Gordon Klco hiking through the trenches.
After a full morning of hiking and multiple creek crossings we reached the kayaker's put-in location. Looking further into the valley the granite walls grew tall and polished. We pushed forward another hour or so and reached camp. The entire team immediately collapsed and devoured our hodge podge lunch. You really haven't had anything like a manjar, aji pebre, mustard, avocado, cheese, and tuna fish sandwich on squished bread.
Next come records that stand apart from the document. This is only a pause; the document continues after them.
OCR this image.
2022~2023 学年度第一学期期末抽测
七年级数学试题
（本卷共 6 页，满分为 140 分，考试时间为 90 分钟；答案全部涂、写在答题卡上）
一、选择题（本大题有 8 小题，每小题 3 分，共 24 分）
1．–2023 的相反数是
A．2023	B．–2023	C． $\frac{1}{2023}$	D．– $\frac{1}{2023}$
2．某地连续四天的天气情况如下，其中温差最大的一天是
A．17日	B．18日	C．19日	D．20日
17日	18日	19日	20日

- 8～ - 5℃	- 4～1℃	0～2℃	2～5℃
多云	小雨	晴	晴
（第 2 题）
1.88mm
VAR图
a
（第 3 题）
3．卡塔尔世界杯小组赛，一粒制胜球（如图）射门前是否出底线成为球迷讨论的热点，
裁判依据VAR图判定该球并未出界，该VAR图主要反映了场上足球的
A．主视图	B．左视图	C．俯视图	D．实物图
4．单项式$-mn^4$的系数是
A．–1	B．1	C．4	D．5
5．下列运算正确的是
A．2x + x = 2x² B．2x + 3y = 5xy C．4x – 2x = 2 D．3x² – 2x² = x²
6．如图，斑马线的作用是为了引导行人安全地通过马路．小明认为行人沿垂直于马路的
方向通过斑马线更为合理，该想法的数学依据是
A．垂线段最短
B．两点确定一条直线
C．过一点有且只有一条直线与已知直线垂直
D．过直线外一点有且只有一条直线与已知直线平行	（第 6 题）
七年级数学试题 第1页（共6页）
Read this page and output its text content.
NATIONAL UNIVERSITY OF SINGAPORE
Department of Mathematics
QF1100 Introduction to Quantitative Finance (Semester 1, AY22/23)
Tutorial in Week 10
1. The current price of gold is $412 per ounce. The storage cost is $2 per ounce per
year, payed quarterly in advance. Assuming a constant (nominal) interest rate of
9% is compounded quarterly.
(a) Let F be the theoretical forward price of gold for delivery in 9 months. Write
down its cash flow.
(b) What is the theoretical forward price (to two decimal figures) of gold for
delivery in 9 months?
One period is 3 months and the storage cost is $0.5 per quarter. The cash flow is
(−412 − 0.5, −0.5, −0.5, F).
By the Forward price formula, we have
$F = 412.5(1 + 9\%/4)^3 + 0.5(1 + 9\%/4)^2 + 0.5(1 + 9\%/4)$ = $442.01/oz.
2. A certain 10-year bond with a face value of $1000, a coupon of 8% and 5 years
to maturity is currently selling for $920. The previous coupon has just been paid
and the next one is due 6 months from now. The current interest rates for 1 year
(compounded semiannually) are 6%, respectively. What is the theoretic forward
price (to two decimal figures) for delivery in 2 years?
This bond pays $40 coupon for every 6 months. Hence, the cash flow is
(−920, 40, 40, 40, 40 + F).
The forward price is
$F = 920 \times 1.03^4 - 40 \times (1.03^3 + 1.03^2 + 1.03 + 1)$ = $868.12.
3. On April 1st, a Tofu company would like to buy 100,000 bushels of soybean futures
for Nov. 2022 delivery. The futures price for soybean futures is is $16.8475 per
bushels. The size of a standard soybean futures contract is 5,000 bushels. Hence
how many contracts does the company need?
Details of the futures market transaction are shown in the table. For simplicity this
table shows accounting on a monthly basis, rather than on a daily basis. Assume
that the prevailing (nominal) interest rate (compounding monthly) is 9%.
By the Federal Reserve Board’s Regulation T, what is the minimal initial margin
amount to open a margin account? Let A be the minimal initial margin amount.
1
The view looking up from the bridge in Cochamo.
The group slowly began to motivate, setting up camp and going on other hikes. After years of kayaking my brain always has rivers in the subconscious. After spotting a sign reading Cascade Trail, I laced my shoes back up and went for a look. The scenery was unreal. There were massive mountains made from one single piece of polished granite. The granite was covered in snow and ice, and it was slowly melting and quickly cascading back down to camp.

Next generation.
The next morning the kayakers woke up early and hiked back down the trail to their put-in location. That left Anna, Matt, and I to do some other side hikes and enjoy a rowdy, natural slip-in-slide. 

New Year's Eve
Star trails for New Years.
The group re-met at the vehicles. Stories were shared about a broken boat, sieve laden rapids, and a hike out just shy of completing the run. The beta on this run stays confusing, and once again all I know is that it is worth it. The new year was celebrated with tired bodies and great memories in a beautiful valley.

Celebrating New Years with some wine and a beautiful view.